VIMS team returns to Antarctic Peninsula
A research team from the Virginia Institute of Marine Science during their 2009 research cruise along the Antarctic Peninsula. From left: Kate Ruck, Joe Cope, Glaucia Fragoso, professor Deborah Steinberg, Lori Price and William & Mary senior Miram Gleiber. Credit: VIMS photo.
A team of researchers led by professor Deborah Steinberg of the Virginia Institute of Marine Science has returned to Antarctica for their annual 6-week field season aboard the research vessel Laurence M. Gould.
The VIMS team will collect zooplankton at a series of sampling stations in the waters along the west coast of the Antarctic Peninsula to better understand how climate change is affecting the microscopic animals that form the base of the Antarctic food web. The expedition is part of the Long-Term Ecological Research Program at the U.S. Palmer Research Station on Anvers Island. The PAL-LTER program is headed by former VIMS professor Hugh Ducklow, and funded through competitive grants from the National Science Foundation.

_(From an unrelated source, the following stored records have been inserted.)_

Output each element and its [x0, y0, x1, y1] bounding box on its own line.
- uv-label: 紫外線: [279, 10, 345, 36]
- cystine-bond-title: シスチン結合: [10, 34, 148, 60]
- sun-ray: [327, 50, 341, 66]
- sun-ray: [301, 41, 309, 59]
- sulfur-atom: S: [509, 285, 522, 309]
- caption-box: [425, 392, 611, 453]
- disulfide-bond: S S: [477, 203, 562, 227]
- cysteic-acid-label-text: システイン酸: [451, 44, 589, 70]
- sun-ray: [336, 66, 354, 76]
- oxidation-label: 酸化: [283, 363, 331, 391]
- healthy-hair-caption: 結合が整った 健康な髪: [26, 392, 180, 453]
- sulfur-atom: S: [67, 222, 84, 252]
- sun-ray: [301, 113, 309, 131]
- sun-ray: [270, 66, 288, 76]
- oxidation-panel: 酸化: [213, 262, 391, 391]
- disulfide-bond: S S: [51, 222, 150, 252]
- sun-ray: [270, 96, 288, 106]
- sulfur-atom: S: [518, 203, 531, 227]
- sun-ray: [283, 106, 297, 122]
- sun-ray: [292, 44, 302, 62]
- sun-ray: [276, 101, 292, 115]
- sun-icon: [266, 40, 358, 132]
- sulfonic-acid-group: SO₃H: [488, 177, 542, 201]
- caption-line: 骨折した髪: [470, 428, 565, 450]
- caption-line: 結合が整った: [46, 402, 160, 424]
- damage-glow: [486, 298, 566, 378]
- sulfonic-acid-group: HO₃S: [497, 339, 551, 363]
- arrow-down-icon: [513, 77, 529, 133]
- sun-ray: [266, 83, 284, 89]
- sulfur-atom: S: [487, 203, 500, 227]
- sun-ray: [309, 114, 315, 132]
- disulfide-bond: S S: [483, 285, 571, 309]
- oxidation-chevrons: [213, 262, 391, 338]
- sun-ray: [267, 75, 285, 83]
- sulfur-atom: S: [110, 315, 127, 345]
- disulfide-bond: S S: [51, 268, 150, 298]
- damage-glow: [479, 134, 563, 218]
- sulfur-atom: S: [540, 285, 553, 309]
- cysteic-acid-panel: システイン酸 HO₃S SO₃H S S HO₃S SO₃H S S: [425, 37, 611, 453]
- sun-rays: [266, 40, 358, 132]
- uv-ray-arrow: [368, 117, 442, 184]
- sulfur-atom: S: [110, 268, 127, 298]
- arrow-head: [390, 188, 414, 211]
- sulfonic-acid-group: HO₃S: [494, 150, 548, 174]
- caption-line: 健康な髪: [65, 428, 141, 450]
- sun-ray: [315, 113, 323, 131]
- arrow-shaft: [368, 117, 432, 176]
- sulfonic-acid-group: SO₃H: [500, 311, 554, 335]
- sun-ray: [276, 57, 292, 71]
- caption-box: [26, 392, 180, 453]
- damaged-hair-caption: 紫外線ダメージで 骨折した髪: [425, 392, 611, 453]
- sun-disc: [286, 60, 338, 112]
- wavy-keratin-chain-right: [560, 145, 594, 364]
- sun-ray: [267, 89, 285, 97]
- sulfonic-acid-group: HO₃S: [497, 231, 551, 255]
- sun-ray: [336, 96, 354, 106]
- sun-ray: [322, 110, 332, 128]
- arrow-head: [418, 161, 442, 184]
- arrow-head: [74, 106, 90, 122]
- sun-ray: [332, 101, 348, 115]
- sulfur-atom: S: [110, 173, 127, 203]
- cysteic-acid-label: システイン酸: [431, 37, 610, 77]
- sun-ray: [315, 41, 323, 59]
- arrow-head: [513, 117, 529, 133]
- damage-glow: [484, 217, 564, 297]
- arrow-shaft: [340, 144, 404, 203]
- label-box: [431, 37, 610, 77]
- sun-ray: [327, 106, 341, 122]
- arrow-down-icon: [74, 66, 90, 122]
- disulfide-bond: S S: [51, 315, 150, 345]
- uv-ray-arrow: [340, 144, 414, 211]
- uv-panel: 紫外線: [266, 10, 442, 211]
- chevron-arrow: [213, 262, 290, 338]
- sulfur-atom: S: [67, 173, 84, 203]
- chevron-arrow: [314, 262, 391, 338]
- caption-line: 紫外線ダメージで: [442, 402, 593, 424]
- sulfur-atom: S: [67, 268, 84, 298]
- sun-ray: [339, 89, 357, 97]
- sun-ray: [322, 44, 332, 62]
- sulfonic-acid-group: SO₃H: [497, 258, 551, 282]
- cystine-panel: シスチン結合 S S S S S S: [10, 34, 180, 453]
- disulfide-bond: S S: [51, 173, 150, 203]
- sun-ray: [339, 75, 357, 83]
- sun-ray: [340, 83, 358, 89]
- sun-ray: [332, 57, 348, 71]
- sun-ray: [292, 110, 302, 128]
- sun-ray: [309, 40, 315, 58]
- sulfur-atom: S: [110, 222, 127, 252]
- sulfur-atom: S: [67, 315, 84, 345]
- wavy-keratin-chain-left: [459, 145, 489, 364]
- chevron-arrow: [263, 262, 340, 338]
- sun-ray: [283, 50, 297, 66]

"We're interested in zooplankton for two main reasons," says Steinberg. "First, changes in their abundance and species composition ripple up the food chain to affect fish, penguins, and whales. Second, they play an important role in the 'biological pump,' potentially helping to move carbon dioxide from the atmosphere into the deep sea where it doesn't contribute to global warming."

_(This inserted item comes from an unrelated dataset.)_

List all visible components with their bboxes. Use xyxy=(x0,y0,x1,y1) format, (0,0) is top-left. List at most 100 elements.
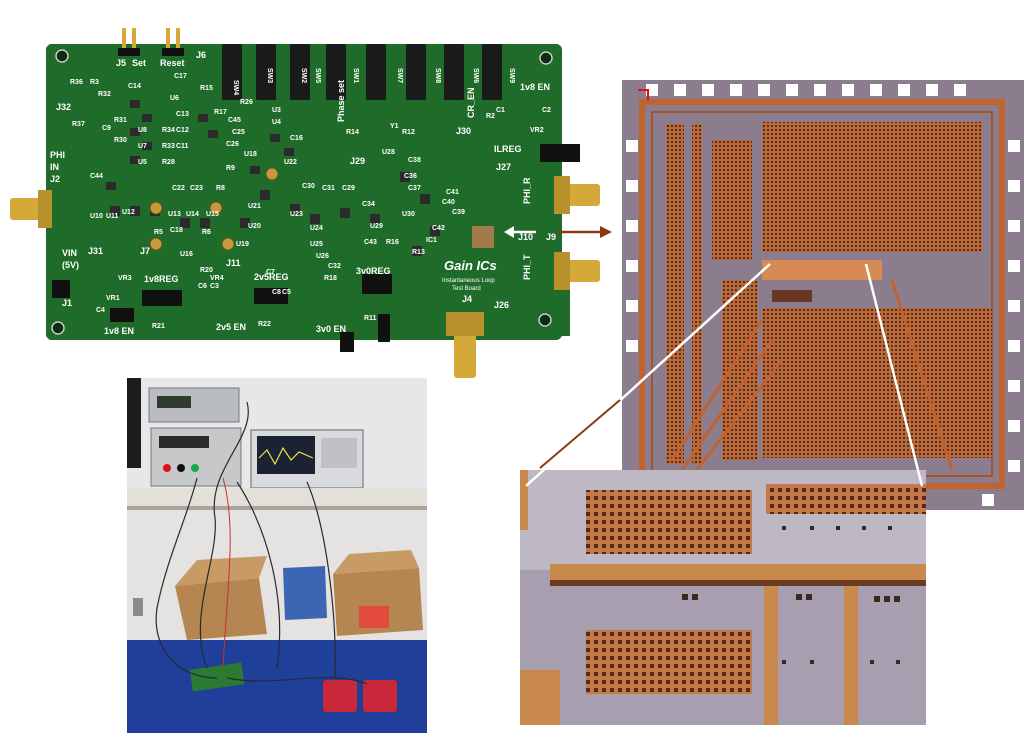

Annual winter temperatures along the Antarctic Peninsula have increased by 11°F during the last 50 years, five times the global average warming. Researchers with the Palmer LTER program have monitored this change since 1991, and are now focusing their studies on how the rapidly warming climate is affecting sea ice and marine creatures in the region. In the 36 years since researchers first started counting Adélie pen guins in the area, the number of breeding pairs has declined from around 35,000 to 5,600, a drop of more than 80 per cent.
Steinberg is accompanied on the expedition by VIMS graduate students Lori Price, Kate Ruck, and Carolina Funkey; post-doctoral researcher Kim Bernard; marine technician Joe Cope; and recent William and Mary graduate Caitlin Smoot.

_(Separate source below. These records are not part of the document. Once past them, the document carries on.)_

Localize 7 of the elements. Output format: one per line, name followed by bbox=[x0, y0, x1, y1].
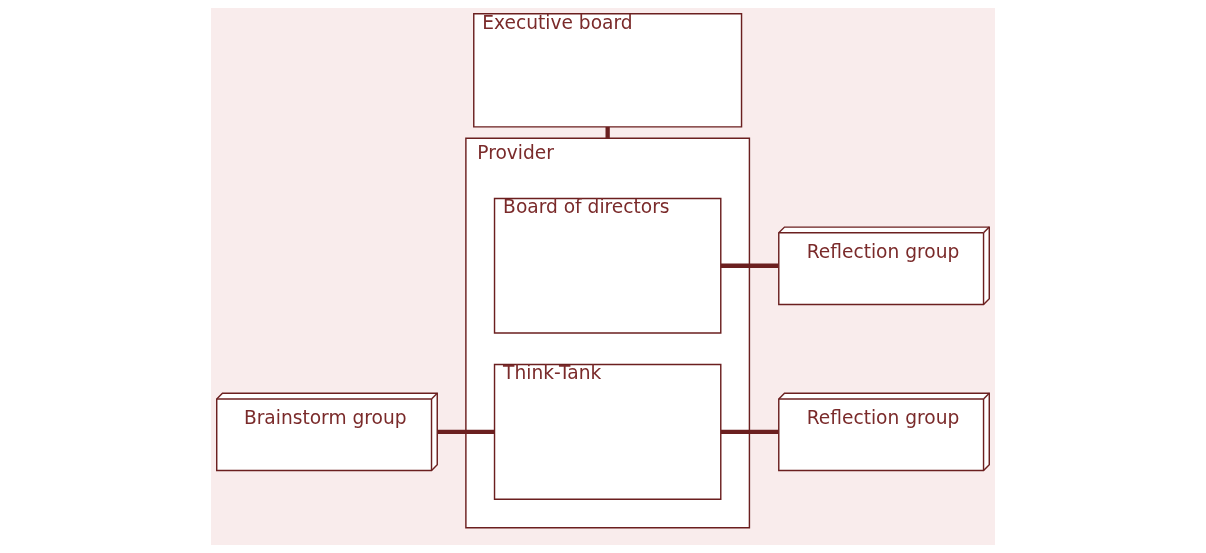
node-box: Executive board bbox=[473, 13, 743, 128]
connector bbox=[721, 263, 779, 268]
node-box: Think-Tank bbox=[493, 363, 722, 500]
connector bbox=[721, 429, 779, 434]
node-box: Board of directors bbox=[493, 197, 722, 334]
connector bbox=[437, 429, 495, 434]
connector bbox=[605, 126, 610, 139]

Price is studying the number and kinds of "microzooplankton" in Antarctic waters, and the impact of their grazing on local phytoplankton populations. Ruck is investigating how changes in energy stores among Antarctic zooplankton may affect penguin nutrition. This is the third Antarctic field season for both. Funkey, a Master's student in the Physcial Sciences Department at VIMS, is serving as a field assistant.
Bernard, who has been at Palmer Station since early October, is studying how changes in krill populations might be affecting penguins and other krill predators farther up the food chain. Krill are the keystone of the Antarctic coastal ecosystem.
Cope, also in his third Antarctic field season, is an expert in identifying Antarctic zooplankton species, and helps to operate the team's lab equipment and high-tech sampling nets. These MOCNESS devices (for Multiple Opening and Closing Net and Environmental Sensing System) have a series of separate nets that can be remotely opened and closed to allow for collection of zooplankton from specific depths.
Smoot graduated from William and Mary in May 2010 where she majored in Biology and Environmental Science. While there she worked in the Marine Biodiversity Laboratory at VIMS for two years helping with studies of the effects of environmental stress on eelgrasses, which provide an important habitat for crabs and fish in Chesapeake Bay. She also studied abroad in Australia where she completed a Tropical Marine Ecology program. For the last six months she has been working as a Fisheries Intern for Oceana, a non-profit organization focused on marine conservation. This is her first visit to Antarctica.
The Palmer LTER is one of more 26 LTER research sites located throughout the United States and its territories; each focused on a specific ecosystem. The Palmer LTER studies a polar marine biome with research focused on the Antarctic pelagic marine ecosystem, including sea ice habitats, regional oceanography and terrestrial nesting sites of seabird predators.